Unlike @kaichi I did not find that trailing zeros were truncated by the substring_index command, so multiplying milliseconds by ten is not necessary and can give you the wrong answer, for example if the milliseconds is originally 099 this would become 990. Furthermore, you may want to also add handling of timestamps that have zero milliseconds. To handle both of these situations, I have modified @kaichi's answer to give the following as the difference between two timestamps in milliseconds:

df = (
    df
    .withColumn('tmpLongColumn', f.substring_index(tmpColumn, '.', -1).cast('long'))
    .withColumn(
        'tmpLongColumn',
        f.when(f.col('tmpLongColumn').isNull(), 0.0)
        .otherwise(f.col('tmpLongColumn')))
    .withColumn(
        tmpColumn, 
        (f.unix_timestamp(tmpColumn, format=timeFmt)*1000 + f.col('tmpLongColumn')))
      .drop('tmpLongColumn'))

Answer 5

The answer from Tanjin doesn't work when the values are of type timestamp and the milliseconds are round numbers (like 390, 500). Python would cut the 0 at the end and the timestamp from the example would look like this 2018-07-25 17:15:06.39.

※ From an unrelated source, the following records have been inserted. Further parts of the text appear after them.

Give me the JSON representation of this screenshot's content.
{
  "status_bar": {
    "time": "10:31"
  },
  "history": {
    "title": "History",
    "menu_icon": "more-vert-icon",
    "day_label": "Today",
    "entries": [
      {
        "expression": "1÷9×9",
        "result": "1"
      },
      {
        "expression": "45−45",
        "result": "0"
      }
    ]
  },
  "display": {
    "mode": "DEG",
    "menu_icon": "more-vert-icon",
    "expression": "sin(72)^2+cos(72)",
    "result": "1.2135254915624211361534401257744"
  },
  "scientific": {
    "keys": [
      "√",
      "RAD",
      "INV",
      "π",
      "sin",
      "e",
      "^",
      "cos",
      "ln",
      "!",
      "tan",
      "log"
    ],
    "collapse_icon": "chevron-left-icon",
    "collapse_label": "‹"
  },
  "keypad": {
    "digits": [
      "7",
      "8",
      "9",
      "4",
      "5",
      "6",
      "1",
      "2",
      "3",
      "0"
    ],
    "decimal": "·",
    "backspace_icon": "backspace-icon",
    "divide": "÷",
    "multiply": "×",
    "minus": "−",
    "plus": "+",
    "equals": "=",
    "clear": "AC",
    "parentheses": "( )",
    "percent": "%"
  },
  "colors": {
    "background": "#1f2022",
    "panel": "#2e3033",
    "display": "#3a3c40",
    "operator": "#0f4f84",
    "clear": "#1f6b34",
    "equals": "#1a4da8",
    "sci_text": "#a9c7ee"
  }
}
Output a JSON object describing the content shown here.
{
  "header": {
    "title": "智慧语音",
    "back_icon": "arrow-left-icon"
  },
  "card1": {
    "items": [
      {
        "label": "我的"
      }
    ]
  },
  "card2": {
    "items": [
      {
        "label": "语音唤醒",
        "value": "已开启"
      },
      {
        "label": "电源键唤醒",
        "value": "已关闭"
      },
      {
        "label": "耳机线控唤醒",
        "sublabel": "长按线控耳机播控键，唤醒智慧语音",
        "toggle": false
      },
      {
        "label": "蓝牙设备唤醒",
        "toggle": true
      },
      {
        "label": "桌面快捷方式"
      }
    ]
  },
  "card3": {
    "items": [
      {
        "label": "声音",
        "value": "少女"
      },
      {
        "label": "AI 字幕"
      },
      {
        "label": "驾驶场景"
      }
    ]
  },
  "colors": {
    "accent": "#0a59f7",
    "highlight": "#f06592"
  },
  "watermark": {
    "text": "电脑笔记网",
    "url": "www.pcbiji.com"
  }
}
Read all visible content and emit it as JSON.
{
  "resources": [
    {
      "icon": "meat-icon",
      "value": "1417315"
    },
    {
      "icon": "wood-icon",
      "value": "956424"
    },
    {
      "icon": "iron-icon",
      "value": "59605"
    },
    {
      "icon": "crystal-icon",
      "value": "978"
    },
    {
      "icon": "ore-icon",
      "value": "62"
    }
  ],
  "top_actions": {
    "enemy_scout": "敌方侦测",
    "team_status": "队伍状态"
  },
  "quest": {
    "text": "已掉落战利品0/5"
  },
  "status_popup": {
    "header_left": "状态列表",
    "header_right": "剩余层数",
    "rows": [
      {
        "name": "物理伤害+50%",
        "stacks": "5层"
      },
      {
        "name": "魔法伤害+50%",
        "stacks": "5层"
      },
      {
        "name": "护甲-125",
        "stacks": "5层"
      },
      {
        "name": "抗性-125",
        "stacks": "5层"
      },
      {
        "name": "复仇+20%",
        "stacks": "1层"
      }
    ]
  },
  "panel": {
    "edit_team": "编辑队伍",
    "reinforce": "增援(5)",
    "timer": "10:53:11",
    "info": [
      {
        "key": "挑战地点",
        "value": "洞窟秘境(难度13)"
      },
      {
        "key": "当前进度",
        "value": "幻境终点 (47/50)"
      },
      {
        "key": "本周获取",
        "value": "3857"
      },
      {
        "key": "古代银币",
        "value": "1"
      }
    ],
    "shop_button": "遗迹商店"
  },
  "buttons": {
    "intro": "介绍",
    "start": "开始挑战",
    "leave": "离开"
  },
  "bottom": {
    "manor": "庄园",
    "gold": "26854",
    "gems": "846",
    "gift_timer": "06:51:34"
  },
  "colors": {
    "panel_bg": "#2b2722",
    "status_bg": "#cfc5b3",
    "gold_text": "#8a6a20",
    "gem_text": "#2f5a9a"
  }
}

The problem is the hardcoded value in F.substring('max_ts', -3, 3). If the 0 at the end is missing then the substring goes wild.

To convert tmpColumn of type timestamp column to tmpLongColumn of type long I used this snippet:

timeFmt = "yyyy-MM-dd HH:mm:ss.SSS"

df = df \
  .withColumn('tmpLongColumn', F.substring_index('tmpColumn', '.', -1).cast('float')) \
  .withColumn('tmpLongColumn', F.when(F.col('tmpLongColumn') < 100, F.col('tmpLongColumn')*10).otherwise(F.col('tmpLongColumn')).cast('long')) \
  .withColumn('tmpLongColumn', (F.unix_timestamp('tmpColumn', format=timeFmt)*1000 + F.col('tmpLongColumn'))) \

The first transformation extracts the substring containing the milliseconds. Next, if the value is less then 100 multiply it by 10. Finally, convert the timestamp and add milliseconds.

Answer 6

That's the intended behavior for unix_timestamp - it clearly states in the source code docstring it only returns seconds, so the milliseconds component is dropped when doing the calculation.

If you want to have that calculation, you can use the substring function to concat the numbers and then do the difference. See the example below. Please note that this assumes fully formed data, for example the milliseconds are fulfilled entirely (all 3 digits):

import pyspark.sql.functions as F

timeFmt = "yyyy-MM-dd' 'HH:mm:ss.SSS"
data = [
    (1, '2018-07-25 17:15:06.390', '2018-07-25 17:15:06.377'),  # note the '390'
    (2, '2018-07-25 11:12:49.317', '2018-07-25 11:12:48.883')
]

df = spark.createDataFrame(data, ['ID', 'max_ts', 'min_ts'])\
    .withColumn('max_milli', F.unix_timestamp('max_ts', format=timeFmt) + F.substring('max_ts', -3, 3).cast('float')/1000)\
    .withColumn('min_milli', F.unix_timestamp('min_ts', format=timeFmt) + F.substring('min_ts', -3, 3).cast('float')/1000)\
    .withColumn('diff', (F.col('max_milli') - F.col('min_milli')).cast('float') * 1000)

df.show(truncate=False)

+---+-----------------------+-----------------------+----------------+----------------+---------+
|ID |max_ts                 |min_ts                 |max_milli       |min_milli       |diff     |
+---+-----------------------+-----------------------+----------------+----------------+---------+
|1  |2018-07-25 17:15:06.390|2018-07-25 17:15:06.377|1.53255330639E9 |1.532553306377E9|13.000011|
|2  |2018-07-25 11:12:49.317|2018-07-25 11:12:48.883|1.532531569317E9|1.532531568883E9|434.0    |
+---+-----------------------+-----------------------+----------------+----------------+---------+